As treasurer, Morrison also provocatively waved a lump of coal in parliament to show his contempt for climate change concerns and demonstrate his support for the mining companies. He opposed the legalisation of same-sex marriage, sought to prevent a royal commission inquiry into the predatory practices of the banks, and rejected calls to increase pitiful unemployment benefits.
Last August, Morrison’s “Centre Right” faction again played a pivotal role in removing Turnbull. This cleared the way for Morrison to suddenly emerge as the “compromise candidate” to become prime minister, rather than Peter Dutton. Once more, Morrison professed support for the incumbent, Turnbull, only to replace him the next day.
One of the Morrison government’s first acts, last August, was to deny the courageous US whistleblower Chelsea Manning a visa to address what were expected to be large audiences in Australia. This was a direct attack on democratic rights and freedom of speech, and another signal of Morrison’s total backing for Washington.
That was underscored following the April 2019 arrest of WikiLeaks founder Julian Assange.
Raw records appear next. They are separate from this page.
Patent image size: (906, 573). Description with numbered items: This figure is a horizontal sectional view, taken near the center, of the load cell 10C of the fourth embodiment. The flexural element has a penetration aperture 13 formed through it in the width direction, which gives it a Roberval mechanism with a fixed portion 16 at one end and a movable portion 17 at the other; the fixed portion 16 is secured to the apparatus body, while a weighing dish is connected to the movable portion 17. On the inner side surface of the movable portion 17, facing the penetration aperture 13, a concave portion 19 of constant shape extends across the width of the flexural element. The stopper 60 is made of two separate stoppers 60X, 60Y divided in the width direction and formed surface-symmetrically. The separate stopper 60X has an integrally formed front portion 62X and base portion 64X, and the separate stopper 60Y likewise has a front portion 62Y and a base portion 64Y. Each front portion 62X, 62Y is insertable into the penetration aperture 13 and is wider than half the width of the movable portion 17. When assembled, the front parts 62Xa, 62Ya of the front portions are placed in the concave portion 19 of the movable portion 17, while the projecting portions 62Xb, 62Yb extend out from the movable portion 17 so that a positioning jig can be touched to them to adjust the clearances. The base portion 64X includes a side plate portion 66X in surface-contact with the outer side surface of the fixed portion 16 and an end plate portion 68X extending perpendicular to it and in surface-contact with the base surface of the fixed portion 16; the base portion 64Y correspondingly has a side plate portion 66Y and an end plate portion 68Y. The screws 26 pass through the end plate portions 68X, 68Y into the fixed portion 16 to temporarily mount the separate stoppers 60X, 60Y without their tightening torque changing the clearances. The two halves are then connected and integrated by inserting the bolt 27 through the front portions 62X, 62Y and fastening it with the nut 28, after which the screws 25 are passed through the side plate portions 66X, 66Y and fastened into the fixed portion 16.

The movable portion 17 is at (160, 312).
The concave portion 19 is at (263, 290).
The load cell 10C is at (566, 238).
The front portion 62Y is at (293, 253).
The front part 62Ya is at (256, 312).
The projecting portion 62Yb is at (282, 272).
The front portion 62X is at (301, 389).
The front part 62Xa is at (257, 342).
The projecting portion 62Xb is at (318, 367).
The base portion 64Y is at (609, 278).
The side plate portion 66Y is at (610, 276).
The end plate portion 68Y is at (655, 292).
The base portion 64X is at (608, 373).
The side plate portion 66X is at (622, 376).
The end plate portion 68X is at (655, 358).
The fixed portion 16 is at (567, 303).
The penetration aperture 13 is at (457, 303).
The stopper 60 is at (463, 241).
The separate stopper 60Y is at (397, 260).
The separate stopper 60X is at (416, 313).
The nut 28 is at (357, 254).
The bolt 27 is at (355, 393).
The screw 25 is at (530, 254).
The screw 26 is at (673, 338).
Morrison refused pointblank to defend Assange, an Australian citizen, saying “it has got nothing to do with” Australia, because “it is a matter for the US.”
Likewise, Morrison followed in Trump’s footsteps last October by announcing that Australia would review moving its Israeli embassy from Tel Aviv to Jerusalem and recognising Jerusalem as Israel’s capital.
After an Australian fascist massacred Muslims in Christchurch, New Zealand, Morrison denied any link to the demonising of refugees by himself and the political establishment as a whole. Within days of the atrocity, he sought to further stoke anti-immigrant sentiment by announcing a 15 percent cut in the annual migration intake, falsely blaming immigrants for “congestion” in Australian cities.
Despite the media glorification of Morrison, his government is an extremely fragile one. It will have to follow Washington’s increasingly belligerent anti-China policy and preparations for war, in the face of widespread anti-war sentiment. Moreover, with the economy sliding into recession, the corporate elite is already demanding that the Coalition step up the offensive against workers’ conditions and basic social services, which will inevitably trigger explosive working class struggles.